Again and again over the last years it has struck me that, perhaps, Greta Thunberg (Sweden), Ridhima Pandey and Aditya Mukarji (India), Wangari Maathai and Kaluki Paul Mutuku (Kenya), Nina Gualinga (Ecuadorian Amazon), Autumn Peltier (Anishinaabe people of Canada), Leah Namugerwa (Uganda) and the School Strike for Climate movement together make for a better candidate for being the fruit of the mustard seed than historic Christian Church ever was.
To conclude this address let’s walk through Crossan’s conclusion again with this thought in mind.
It is not just that our children start out as proverbially small and grow into creatures only a couple of feet higher than mustard plants, it is that they, too, tend take over where we stick-in-the-mud adults often don’t want them, they tend to get out of our control and their hearts and minds, like the branches of the mustard plant, tend to attract new and swift-winged, scientifically informed ideas within areas of our lives which we adults have cultivated with often problematic, destructive, out-dated and outmoded ideas and practices. Of course, we adults don’t desire this kind of thing to happen because it brings with it a serious challenge to our old ways of being-in-the-world, not least of all to our selfish and excessive consumption and waste, meat-eating, fossil fuel, car and aeroplane use which are clearly destroying the basic ecosystem upon which all life on this planet depends.

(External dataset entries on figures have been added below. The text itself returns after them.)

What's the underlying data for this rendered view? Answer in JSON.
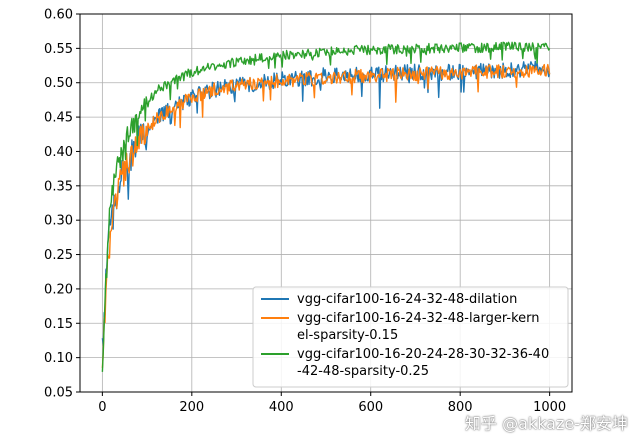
{
  "chart_data": {
    "type": "line",
    "title": "",
    "xlabel": "",
    "ylabel": "",
    "xlim": [
      -50,
      1050
    ],
    "ylim": [
      0.05,
      0.6
    ],
    "xticks": [
      0,
      200,
      400,
      600,
      800,
      1000
    ],
    "yticks": [
      0.05,
      0.1,
      0.15,
      0.2,
      0.25,
      0.3,
      0.35,
      0.4,
      0.45,
      0.5,
      0.55,
      0.6
    ],
    "xtick_labels": [
      "0",
      "200",
      "400",
      "600",
      "800",
      "1000"
    ],
    "ytick_labels": [
      "0.05",
      "0.10",
      "0.15",
      "0.20",
      "0.25",
      "0.30",
      "0.35",
      "0.40",
      "0.45",
      "0.50",
      "0.55",
      "0.60"
    ],
    "grid": true,
    "legend_position": "bottom-right",
    "series": [
      {
        "name": "vgg-cifar100-16-24-32-48-dilation",
        "legend_lines": [
          "vgg-cifar100-16-24-32-48-dilation"
        ],
        "color": "#1f77b4",
        "x": [
          0,
          5,
          10,
          15,
          20,
          30,
          40,
          50,
          60,
          80,
          100,
          125,
          150,
          175,
          200,
          250,
          300,
          350,
          400,
          450,
          500,
          550,
          600,
          650,
          700,
          750,
          800,
          850,
          900,
          950,
          1000
        ],
        "y": [
          0.11,
          0.17,
          0.23,
          0.27,
          0.3,
          0.33,
          0.36,
          0.37,
          0.39,
          0.41,
          0.43,
          0.45,
          0.46,
          0.47,
          0.48,
          0.49,
          0.495,
          0.5,
          0.505,
          0.505,
          0.51,
          0.51,
          0.512,
          0.513,
          0.515,
          0.515,
          0.516,
          0.517,
          0.518,
          0.519,
          0.52
        ],
        "noise": 0.012
      },
      {
        "name": "vgg-cifar100-16-24-32-48-larger-kernel-sparsity-0.15",
        "legend_lines": [
          "vgg-cifar100-16-24-32-48-larger-kern",
          "el-sparsity-0.15"
        ],
        "color": "#ff7f0e",
        "x": [
          0,
          5,
          10,
          15,
          20,
          30,
          40,
          50,
          60,
          80,
          100,
          125,
          150,
          175,
          200,
          250,
          300,
          350,
          400,
          450,
          500,
          550,
          600,
          650,
          700,
          750,
          800,
          850,
          900,
          950,
          1000
        ],
        "y": [
          0.1,
          0.16,
          0.22,
          0.26,
          0.29,
          0.33,
          0.36,
          0.37,
          0.39,
          0.41,
          0.43,
          0.45,
          0.46,
          0.47,
          0.48,
          0.49,
          0.495,
          0.5,
          0.503,
          0.505,
          0.508,
          0.51,
          0.51,
          0.512,
          0.513,
          0.514,
          0.515,
          0.516,
          0.517,
          0.518,
          0.518
        ],
        "noise": 0.01
      },
      {
        "name": "vgg-cifar100-16-20-24-28-30-32-36-40-42-48-sparsity-0.25",
        "legend_lines": [
          "vgg-cifar100-16-20-24-28-30-32-36-40",
          "-42-48-sparsity-0.25"
        ],
        "color": "#2ca02c",
        "x": [
          0,
          5,
          10,
          15,
          20,
          30,
          40,
          50,
          60,
          80,
          100,
          125,
          150,
          175,
          200,
          250,
          300,
          350,
          400,
          450,
          500,
          550,
          600,
          650,
          700,
          750,
          800,
          850,
          900,
          950,
          1000
        ],
        "y": [
          0.08,
          0.17,
          0.25,
          0.3,
          0.33,
          0.37,
          0.39,
          0.41,
          0.43,
          0.45,
          0.47,
          0.49,
          0.5,
          0.51,
          0.515,
          0.525,
          0.53,
          0.535,
          0.54,
          0.542,
          0.545,
          0.547,
          0.548,
          0.549,
          0.55,
          0.55,
          0.551,
          0.551,
          0.552,
          0.552,
          0.553
        ],
        "noise": 0.007
      }
    ]
  },
  "watermark": "知乎 @akkaze-郑安坤"
}
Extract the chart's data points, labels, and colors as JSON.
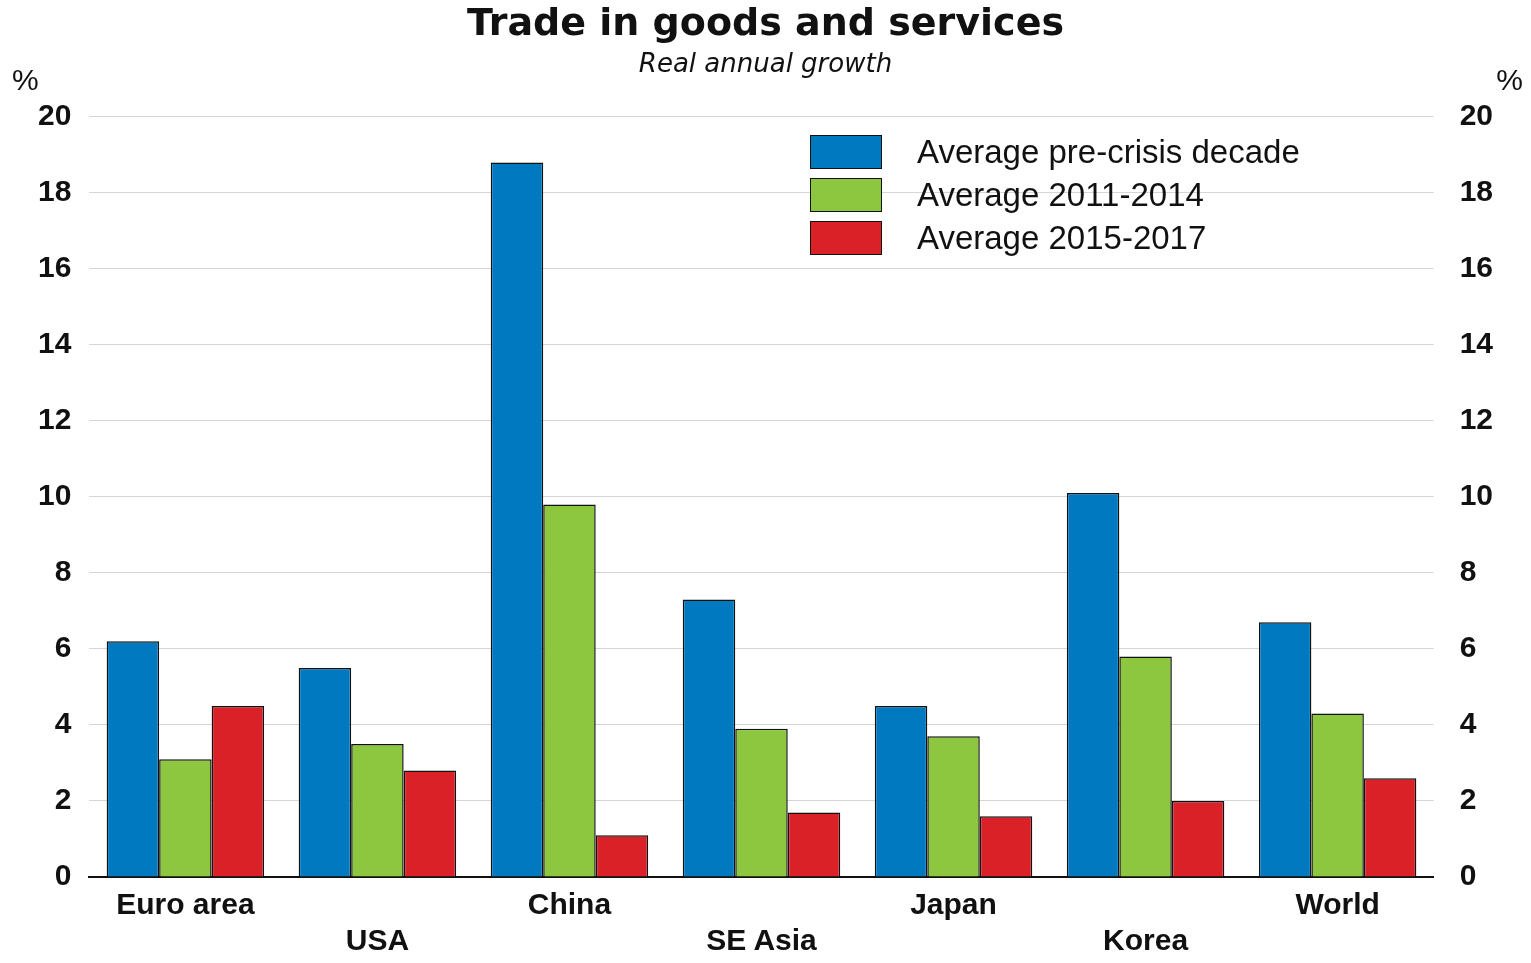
{
  "chart_data": {
    "type": "bar",
    "title": "Trade in goods and services",
    "subtitle": "Real annual growth",
    "ylabel": "%",
    "y2label": "%",
    "categories": [
      "Euro area",
      "USA",
      "China",
      "SE Asia",
      "Japan",
      "Korea",
      "World"
    ],
    "series": [
      {
        "name": "Average pre-crisis decade",
        "color": "#0079c1",
        "values": [
          6.2,
          5.5,
          18.8,
          7.3,
          4.5,
          10.1,
          6.7
        ]
      },
      {
        "name": "Average 2011-2014",
        "color": "#8dc63f",
        "values": [
          3.1,
          3.5,
          9.8,
          3.9,
          3.7,
          5.8,
          4.3
        ]
      },
      {
        "name": "Average 2015-2017",
        "color": "#da2128",
        "values": [
          4.5,
          2.8,
          1.1,
          1.7,
          1.6,
          2.0,
          2.6
        ]
      }
    ],
    "ylim": [
      0,
      20
    ],
    "yticks": [
      0,
      2,
      4,
      6,
      8,
      10,
      12,
      14,
      16,
      18,
      20
    ],
    "y2lim": [
      0,
      20
    ],
    "y2ticks": [
      0,
      2,
      4,
      6,
      8,
      10,
      12,
      14,
      16,
      18,
      20
    ],
    "grid": "y",
    "legend": "top right"
  }
}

Now recall this famous teaching of Jesus’:
‘People were bringing even infants to [Jesus] that he might touch them; and when the disciples saw it, they sternly ordered them not to do it. But Jesus called for them and said, “Let the little children come to me, and do not stop them; for it is to such as these that the kingdom of God belongs. Truly I tell you, whoever does not receive the kingdom of God as a little child will never enter it.”’ (Luke 18:15-17)
And now reflect that our children’s activity in these School Strikes for Climate is precisely what Jesus said the kingdom of God would be like: not like the mighty cedar of Lebanon and not quite like a common weed, but like a pungent shrub with dangerous takeover qualities — dangerous, of course, only to our old ways of being which we know we must now urgently change.
Maybe, just maybe, the harvest of the mustard seed promised by Jesus is only now just beginning to become ready for an ingathering.
If this is the case then I simply say to you, just as Jesus once did:
‘The harvest is plentiful, but the labourers are few; therefore ask the Lord of the harvest to send out labourers into his harvest. Go on your way’ (Matthew 9:37-38).
I trust that we, the supposed adults in the room, will heed this call and set about helping our children — our beautiful, fiery and pungent mustard seeds — bring in in a well-ordered and gently controlled fashion the harvest of a better, healthier, kinder and more intelligent world — perhaps even one that looks something like the kingdom of God Jesus once promised us.